Norfolk Southern Railway Co. claimed the Pennsylvania law violates the U.S. Constitution's due process clause, which guarantees fair treatment by the government, by giving state courts jurisdiction over out-of-state companies in all circumstances.

Ashley Keller, a lawyer with Keller Postman who represented Mallory, emphasized originalism and precedent as reasons to uphold the Pennsylvania law. "Fidelity to the original public meaning of the Fourteenth Amendment in this case means that the flesh-and-blood little guy wins and the Fortune 500 company loses," he said.

However, Chief Justice John Roberts Jr. told Keller that "history and tradition move on."

Justices Divided

Justice Elena Kagan seemed to lean in favor of the railway. "Pennsylvania does not have a state interest here. Virginia is the state that has an interest in this litigation," she said. "It's not fair and reasonable to haul any company into the court of any state on any ground, even if it has nothing to do with the company's business in that state."

Justice Brett Kavanaugh pointed out that Pennsylvania is the only state to use a consent-by-registration law for out-of-state companies. However, if the court ruled in favor of Mallory, then such a rule would apply in every state.

Large corporations are powerful enough to leave states that impose consent-by-registration laws or pursue change through the political process, Keller noted.

Big corporations "can litigate any place in the country, so the practical consequences for them may not be so serious. But all corporations are not big entities," said Justice Samuel Alito Jr.

Justice Ketanji Brown Jackson said due process is a right that can be waived voluntarily.

Kagan questioned how voluntary it was in this case, saying, "It seems to me you are in unconstitutional conditions land because here's the state saying, 'We're going to demand that you give up this right to have access to our markets.' "

But Justice Sonia Sotomayor disagreed: "I don't know where you get the right not to be sued on the basis of consent, and I don't know where you find a right to unfettered access to a market."

Deputy Solicitor General Curtis Gannon, representing the Biden administration, argued that the Pennsylvania law coerces companies by withholding the right to do business if they don't consent to personal jurisdiction.

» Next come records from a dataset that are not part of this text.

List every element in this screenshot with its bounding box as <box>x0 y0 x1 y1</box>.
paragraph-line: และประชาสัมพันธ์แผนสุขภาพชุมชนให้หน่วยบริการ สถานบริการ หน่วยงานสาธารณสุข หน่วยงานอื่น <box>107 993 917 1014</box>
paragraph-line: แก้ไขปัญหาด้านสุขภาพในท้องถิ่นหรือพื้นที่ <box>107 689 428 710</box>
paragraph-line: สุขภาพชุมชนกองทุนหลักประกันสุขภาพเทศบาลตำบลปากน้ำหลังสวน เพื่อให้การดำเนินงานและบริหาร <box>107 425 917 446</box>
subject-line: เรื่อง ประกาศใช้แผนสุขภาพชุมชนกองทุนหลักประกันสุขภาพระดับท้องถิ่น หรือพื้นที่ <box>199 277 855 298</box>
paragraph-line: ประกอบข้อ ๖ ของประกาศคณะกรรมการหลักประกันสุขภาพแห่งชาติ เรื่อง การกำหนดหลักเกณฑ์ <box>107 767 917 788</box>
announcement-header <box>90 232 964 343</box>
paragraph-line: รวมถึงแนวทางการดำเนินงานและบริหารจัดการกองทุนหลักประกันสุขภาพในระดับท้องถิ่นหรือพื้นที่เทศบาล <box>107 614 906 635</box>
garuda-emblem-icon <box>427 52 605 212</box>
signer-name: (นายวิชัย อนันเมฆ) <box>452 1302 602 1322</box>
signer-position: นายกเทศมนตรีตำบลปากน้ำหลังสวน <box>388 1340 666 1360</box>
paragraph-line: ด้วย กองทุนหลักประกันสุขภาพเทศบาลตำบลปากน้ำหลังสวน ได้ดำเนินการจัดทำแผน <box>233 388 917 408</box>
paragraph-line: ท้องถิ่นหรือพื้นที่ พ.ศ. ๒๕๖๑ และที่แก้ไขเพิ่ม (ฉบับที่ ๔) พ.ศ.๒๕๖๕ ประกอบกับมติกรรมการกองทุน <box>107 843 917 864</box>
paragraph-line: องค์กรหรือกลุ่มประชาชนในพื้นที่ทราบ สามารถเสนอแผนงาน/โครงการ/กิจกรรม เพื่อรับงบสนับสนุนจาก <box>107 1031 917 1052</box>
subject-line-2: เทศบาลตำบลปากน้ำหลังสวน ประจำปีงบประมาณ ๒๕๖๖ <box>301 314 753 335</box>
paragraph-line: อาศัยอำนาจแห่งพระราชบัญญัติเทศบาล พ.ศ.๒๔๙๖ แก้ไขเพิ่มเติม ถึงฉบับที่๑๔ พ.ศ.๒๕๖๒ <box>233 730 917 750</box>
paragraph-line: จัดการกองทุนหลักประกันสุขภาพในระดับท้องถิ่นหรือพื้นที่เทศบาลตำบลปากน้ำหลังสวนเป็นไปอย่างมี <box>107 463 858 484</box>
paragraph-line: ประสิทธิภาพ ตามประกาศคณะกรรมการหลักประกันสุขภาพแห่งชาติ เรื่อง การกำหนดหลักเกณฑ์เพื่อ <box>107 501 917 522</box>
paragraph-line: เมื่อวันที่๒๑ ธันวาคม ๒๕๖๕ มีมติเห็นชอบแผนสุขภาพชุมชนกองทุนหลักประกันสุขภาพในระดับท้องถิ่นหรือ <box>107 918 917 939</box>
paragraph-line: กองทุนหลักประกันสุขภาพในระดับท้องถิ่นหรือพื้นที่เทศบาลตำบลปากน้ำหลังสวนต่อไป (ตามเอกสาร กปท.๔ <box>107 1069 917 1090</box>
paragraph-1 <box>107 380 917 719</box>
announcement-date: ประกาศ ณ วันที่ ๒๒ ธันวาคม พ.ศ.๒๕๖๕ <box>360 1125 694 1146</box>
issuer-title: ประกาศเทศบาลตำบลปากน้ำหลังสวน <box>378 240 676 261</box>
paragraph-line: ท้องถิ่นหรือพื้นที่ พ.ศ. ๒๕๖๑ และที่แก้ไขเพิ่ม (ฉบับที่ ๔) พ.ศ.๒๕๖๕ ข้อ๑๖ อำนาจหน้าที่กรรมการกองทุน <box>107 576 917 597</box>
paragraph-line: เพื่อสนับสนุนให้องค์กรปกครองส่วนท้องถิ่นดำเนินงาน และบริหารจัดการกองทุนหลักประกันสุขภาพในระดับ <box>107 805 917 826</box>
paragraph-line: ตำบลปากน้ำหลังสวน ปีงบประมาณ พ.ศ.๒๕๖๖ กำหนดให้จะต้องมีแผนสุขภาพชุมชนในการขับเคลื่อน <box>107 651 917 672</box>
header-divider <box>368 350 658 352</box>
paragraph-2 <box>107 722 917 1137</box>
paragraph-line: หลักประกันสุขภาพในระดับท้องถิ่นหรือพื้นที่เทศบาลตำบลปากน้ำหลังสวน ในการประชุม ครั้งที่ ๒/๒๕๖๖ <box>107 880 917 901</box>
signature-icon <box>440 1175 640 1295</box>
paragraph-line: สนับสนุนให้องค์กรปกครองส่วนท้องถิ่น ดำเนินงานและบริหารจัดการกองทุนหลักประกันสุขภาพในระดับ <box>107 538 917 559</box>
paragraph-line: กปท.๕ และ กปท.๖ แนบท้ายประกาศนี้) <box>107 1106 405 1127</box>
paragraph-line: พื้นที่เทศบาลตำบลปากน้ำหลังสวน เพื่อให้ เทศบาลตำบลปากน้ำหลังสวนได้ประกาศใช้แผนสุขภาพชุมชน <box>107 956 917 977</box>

Upholding the Pennsylvania law could jeopardize international relations because it would permit lawsuits against foreign companies in state courts, he added.

There is room for states to impose certain conditions for doing business there under certain circumstances.

"In equal protection, a state can impose a condition, if it has a rational basis to do so," Sotomayor said. "Tell me what the rational basis is for requiring consent."

"The state's interest is we want to give our residents a forum against these dangerous railroads or these insurance companies that do things nationwide, even if it has no connection to our forum," Keller replied. "The state has a sovereign interest in treating all people equally and not discriminating against out-of-state residents. So, we're not going to create special privileges for our own residents and give them better access to our courts."

It's unclear when the court will issue a final decision in the case.

"The Supreme Court typically takes several months to rule on a case and almost always rules on cases in the same term in which they were argued, meaning that we can expect the decision in this case by no later than the end of June," Brayley noted.